I also wrote the first two chapters of my children's book--I think we're going back to Saturday with all of this--which is called Silas Beaverton: The Beaver With a Dream As Big As All Outdoors. The second chapter made me cry at the end. It's very sweet. I'm still figuring things out. A lot to still figure out. And a lot may change. But I am getting there. I will get it all figured out. The process of everything becoming known to me is already well started. The goal is simple--write the best children's book ever. I want to hammer Charlotte's Web. That's what I'm looking at as the competition.


Emma needed something yesterday, which is probably why I heard from her--though maybe she had something else in mind--but she texted me to say that she had found a sick bird and she didn't know what to do, that its wing was broken. I was about to head out on my run, so I detoured and went and found her/them. The bird was not sick--it was a baby starling, which she had found out in the open on the pavement, and had moved under a tree in the shade. I told her that it just couldn't fly yet, was still figuring it out, but in a day or two it would be gone, probably. Then I taught her a little about identifying local birds, but I am not sure how much she cared about that. We didn't really say a lot. Not like we used to.

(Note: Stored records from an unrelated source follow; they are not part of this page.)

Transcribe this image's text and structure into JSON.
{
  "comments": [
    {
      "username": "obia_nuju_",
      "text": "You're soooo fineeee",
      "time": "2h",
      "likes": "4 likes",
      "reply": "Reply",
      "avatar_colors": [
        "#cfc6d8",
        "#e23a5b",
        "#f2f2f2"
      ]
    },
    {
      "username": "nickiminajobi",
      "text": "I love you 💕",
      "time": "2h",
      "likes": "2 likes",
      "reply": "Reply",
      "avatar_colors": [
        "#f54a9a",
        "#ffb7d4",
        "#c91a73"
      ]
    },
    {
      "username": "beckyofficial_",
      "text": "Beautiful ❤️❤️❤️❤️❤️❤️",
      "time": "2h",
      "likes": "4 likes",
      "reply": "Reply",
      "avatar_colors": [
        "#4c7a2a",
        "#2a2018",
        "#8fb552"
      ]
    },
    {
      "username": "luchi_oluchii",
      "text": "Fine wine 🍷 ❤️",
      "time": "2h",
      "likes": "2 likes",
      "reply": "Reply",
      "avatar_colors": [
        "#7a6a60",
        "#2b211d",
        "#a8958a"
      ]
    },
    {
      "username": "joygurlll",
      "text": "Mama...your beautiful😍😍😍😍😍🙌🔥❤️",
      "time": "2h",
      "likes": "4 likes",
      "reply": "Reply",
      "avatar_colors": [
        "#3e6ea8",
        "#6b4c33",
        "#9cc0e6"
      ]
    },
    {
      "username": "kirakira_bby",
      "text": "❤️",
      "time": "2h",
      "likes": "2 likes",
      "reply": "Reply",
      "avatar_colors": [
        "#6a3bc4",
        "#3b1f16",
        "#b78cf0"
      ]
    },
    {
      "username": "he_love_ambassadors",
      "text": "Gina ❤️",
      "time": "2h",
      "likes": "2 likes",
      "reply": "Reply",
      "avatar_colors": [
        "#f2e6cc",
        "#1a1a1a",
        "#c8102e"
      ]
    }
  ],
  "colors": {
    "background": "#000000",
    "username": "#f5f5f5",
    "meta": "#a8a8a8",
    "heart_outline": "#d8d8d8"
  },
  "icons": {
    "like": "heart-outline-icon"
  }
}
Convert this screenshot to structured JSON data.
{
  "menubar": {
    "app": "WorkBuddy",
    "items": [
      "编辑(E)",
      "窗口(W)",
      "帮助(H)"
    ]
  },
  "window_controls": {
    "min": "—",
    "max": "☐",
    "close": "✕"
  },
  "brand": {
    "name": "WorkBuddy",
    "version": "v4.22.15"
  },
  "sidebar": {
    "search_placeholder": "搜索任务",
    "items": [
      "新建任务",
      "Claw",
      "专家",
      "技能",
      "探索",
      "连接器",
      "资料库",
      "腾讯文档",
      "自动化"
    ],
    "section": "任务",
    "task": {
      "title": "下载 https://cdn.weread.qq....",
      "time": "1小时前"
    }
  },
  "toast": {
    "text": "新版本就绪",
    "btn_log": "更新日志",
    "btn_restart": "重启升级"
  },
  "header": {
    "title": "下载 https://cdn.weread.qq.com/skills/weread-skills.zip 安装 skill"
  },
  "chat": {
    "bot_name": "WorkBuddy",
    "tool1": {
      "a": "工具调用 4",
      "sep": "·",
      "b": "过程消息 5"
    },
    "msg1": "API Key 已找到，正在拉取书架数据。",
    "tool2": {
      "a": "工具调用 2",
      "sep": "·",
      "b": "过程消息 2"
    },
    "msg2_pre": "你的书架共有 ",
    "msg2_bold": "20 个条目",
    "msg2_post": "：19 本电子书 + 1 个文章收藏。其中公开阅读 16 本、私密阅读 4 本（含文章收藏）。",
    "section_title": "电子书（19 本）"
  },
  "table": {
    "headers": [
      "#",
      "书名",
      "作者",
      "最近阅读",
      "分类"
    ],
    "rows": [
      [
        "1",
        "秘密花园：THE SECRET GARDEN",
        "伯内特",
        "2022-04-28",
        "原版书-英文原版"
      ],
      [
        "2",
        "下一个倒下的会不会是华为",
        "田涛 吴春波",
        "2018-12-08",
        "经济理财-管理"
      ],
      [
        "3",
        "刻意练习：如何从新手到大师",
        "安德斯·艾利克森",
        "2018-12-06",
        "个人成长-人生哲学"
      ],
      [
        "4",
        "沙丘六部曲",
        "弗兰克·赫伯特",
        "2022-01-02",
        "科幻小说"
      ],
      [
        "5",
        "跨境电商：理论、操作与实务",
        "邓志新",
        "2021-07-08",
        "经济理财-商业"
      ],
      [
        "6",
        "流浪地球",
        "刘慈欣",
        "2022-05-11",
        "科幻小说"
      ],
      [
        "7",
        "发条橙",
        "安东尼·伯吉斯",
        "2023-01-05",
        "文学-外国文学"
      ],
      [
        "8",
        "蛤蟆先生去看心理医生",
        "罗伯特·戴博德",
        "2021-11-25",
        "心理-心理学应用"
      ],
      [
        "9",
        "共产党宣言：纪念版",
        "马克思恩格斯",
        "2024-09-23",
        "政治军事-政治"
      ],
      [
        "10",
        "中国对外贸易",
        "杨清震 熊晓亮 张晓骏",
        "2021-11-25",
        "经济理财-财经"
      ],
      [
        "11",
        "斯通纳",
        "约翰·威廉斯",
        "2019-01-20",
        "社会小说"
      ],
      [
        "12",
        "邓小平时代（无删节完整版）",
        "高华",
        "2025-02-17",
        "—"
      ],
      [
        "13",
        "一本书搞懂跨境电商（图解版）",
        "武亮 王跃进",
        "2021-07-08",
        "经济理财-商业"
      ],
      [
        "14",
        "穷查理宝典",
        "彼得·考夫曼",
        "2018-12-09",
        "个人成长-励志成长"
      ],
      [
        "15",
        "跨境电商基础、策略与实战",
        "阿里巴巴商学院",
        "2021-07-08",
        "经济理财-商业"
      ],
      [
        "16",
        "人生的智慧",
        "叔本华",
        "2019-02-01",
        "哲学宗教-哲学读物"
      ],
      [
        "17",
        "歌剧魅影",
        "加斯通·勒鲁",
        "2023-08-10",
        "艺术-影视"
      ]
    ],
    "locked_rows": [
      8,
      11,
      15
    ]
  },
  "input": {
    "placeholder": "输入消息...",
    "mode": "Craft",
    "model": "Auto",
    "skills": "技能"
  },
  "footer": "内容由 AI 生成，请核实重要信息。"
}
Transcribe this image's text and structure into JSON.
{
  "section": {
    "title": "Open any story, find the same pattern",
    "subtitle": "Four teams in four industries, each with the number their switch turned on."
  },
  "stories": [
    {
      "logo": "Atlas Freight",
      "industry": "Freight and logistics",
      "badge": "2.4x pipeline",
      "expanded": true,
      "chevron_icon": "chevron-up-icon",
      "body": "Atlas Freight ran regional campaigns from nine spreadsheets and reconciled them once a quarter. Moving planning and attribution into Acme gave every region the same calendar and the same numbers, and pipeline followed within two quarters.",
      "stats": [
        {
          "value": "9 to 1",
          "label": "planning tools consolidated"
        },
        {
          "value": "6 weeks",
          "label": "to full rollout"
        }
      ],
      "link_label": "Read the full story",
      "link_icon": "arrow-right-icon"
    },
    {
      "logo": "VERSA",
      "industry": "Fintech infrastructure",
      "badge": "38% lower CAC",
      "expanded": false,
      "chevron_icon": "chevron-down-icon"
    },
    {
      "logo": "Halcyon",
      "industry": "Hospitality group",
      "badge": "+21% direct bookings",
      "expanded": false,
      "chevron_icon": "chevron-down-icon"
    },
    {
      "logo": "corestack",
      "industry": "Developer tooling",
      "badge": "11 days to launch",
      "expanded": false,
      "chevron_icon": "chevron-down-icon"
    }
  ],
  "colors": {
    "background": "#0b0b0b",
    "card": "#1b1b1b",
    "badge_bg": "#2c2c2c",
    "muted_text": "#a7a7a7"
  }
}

Anyway, she said she was going to check on the bird today and would give me an update. (Actually just texted her and suggested she bring some bread to leave and some water as well if she checks on the bird today and it is still there.)


My man Howard hooked me up with a large set of Plastic Ono Band sessions--I will endeavor to write about the record later this year--plus a Primal Scream concert from 1992 and the Curtis Fuller Mosaic box. I dowloaded a fine Cecil Taylor live album from Japan in 1973 called Akisaila, with with Jimmy Lyons on alto and Andrew Cyrille on drums--now that's a band. Trying to find a copy of the Band's Hollywood Bowl concert from 1970, which is one of the earliest bootlegs and ought to be easy to find, but have been unable to locate it. I may have a copy somewhere but nothing like that is going to be found again until I am out of here and back in my house.


I cannot get "Sailing" out of my head. Yacht rock, baby.